Dinner Party Download™
Episode 33: Yo La Tengo, Koreanguistics, Killer Greens
Oct. 9, 2009|0 comments
This Week: Yo La Tengo's Ira Kaplan pulls out his organ... We get a hangul on Korean literate-ture... and "Food, Inc" director Robert Kenner gives Rico an industrial food complex.
Cass McCombs, indie tunesmith behind "Catacombs," one of 2009's finest albums, tells us a cloudy joke.
The staff from public radio's Marketplace share their favorite offbeat news stories from the week
On October 9th, South Koreans celebrate "Hangul Day," honoring the publication, in 1446, of the Korean alphabet "Hangul" -- a triumph of elegant, thoughtful simplicity over illiteracy. Hear the story of hangul, then toast the King who invented it with a potent glassful of Korean flavors; click the link above for the recipe.
Yo La Tengo are indie rock royalty. Pop enthusiasts with a penchant for expanded noise, they're a Hoboken, NJ-based trio consisting of husband and wife Ira & Georgia Kaplan and James McNew. Over 12 albums the band has delivered everything from bluesy love duets to instrumental guitar-drone sprawlers; their albums sound like eclectic, beautifully-crafted mixtapes. Brendan speaks with Ira about longevity, green M&Ms and tweetal.

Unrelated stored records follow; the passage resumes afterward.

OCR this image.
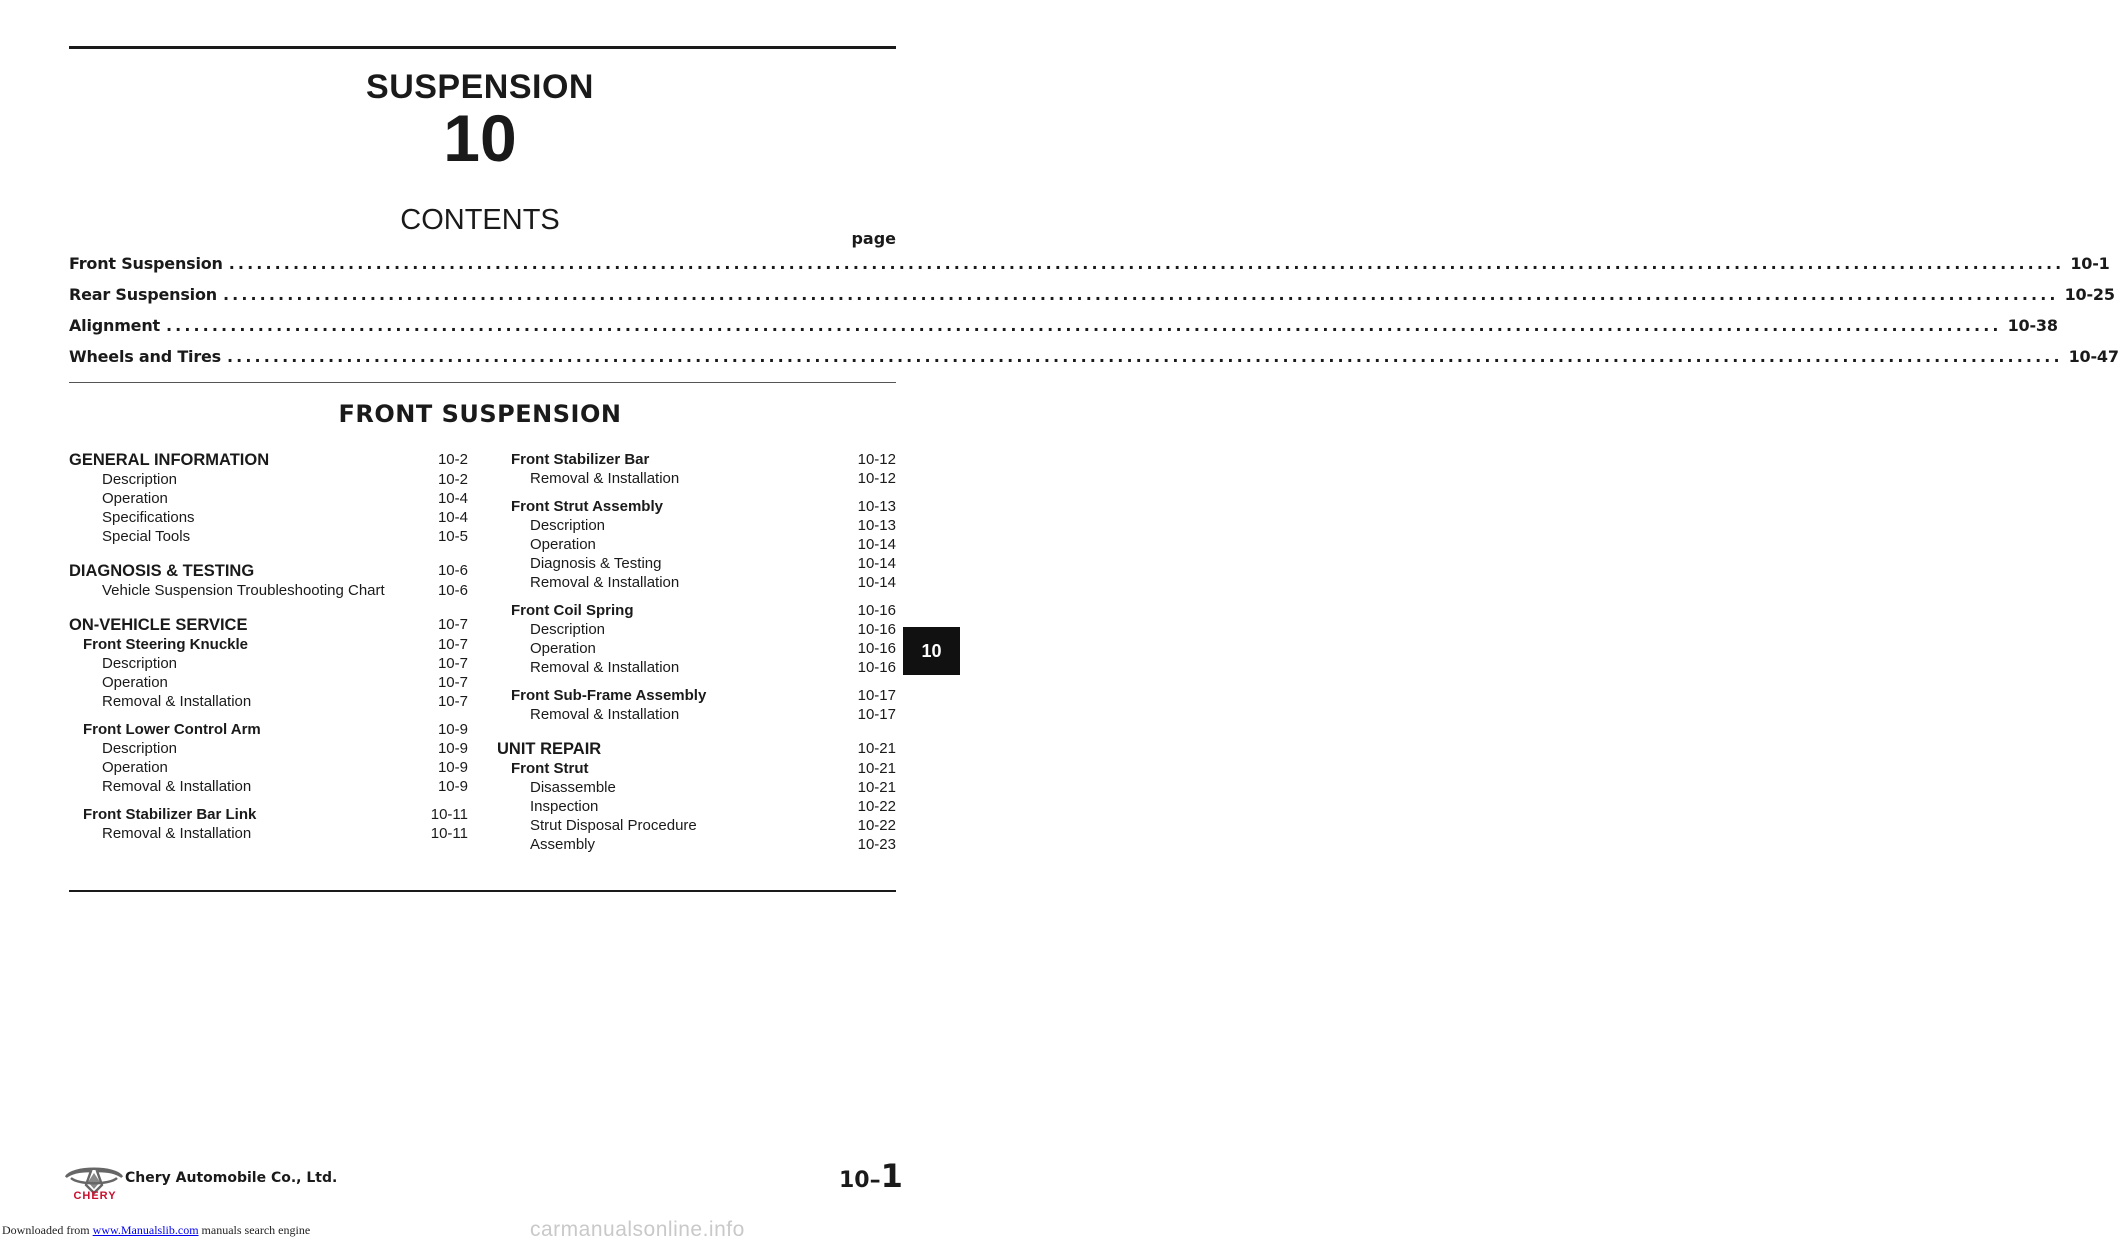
SUSPENSION
10
CONTENTS
page
Front Suspension ........................................................................................................................................................................................................ 10-1
Rear Suspension ........................................................................................................................................................................................................ 10-25
Alignment ........................................................................................................................................................................................................ 10-38
Wheels and Tires ........................................................................................................................................................................................................ 10-47
FRONT SUSPENSION
GENERAL INFORMATION	10-2
Description	10-2
Operation	10-4
Specifications	10-4
Special Tools	10-5
DIAGNOSIS & TESTING	10-6
Vehicle Suspension Troubleshooting Chart	10-6
ON-VEHICLE SERVICE	10-7
Front Steering Knuckle	10-7
Description	10-7
Operation	10-7
Removal & Installation	10-7
Front Lower Control Arm	10-9
Description	10-9
Operation	10-9
Removal & Installation	10-9
Front Stabilizer Bar Link	10-11
Removal & Installation	10-11
Front Stabilizer Bar	10-12
Removal & Installation	10-12
Front Strut Assembly	10-13
Description	10-13
Operation	10-14
Diagnosis & Testing	10-14
Removal & Installation	10-14
Front Coil Spring	10-16
Description	10-16
Operation	10-16
Removal & Installation	10-16
Front Sub-Frame Assembly	10-17
Removal & Installation	10-17
UNIT REPAIR	10-21
Front Strut	10-21
Disassemble	10-21
Inspection	10-22
Strut Disposal Procedure	10-22
Assembly	10-23
10
CHERY
Chery Automobile Co., Ltd.	10–1
Downloaded from www.Manualslib.com manuals search engine	carmanualsonline.info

Food safety was the hot topic this week -- The New York Times ran a front page story about meat contamination, and the Center For Science in the Public Interest published its list of the top 10 most-contaminated foods. Rico speaks with Robert Kenner, director of the food-industry documentary "Food, Inc.," about how the industrial food system stifles reforms. TIP: This is dinner-party conversation you might not want to share during actual dinner.
Brendan Francis Newnam as once the frontman for a short-lived, uncoordinated twee band called The Ladies. This is one of their only known recordings.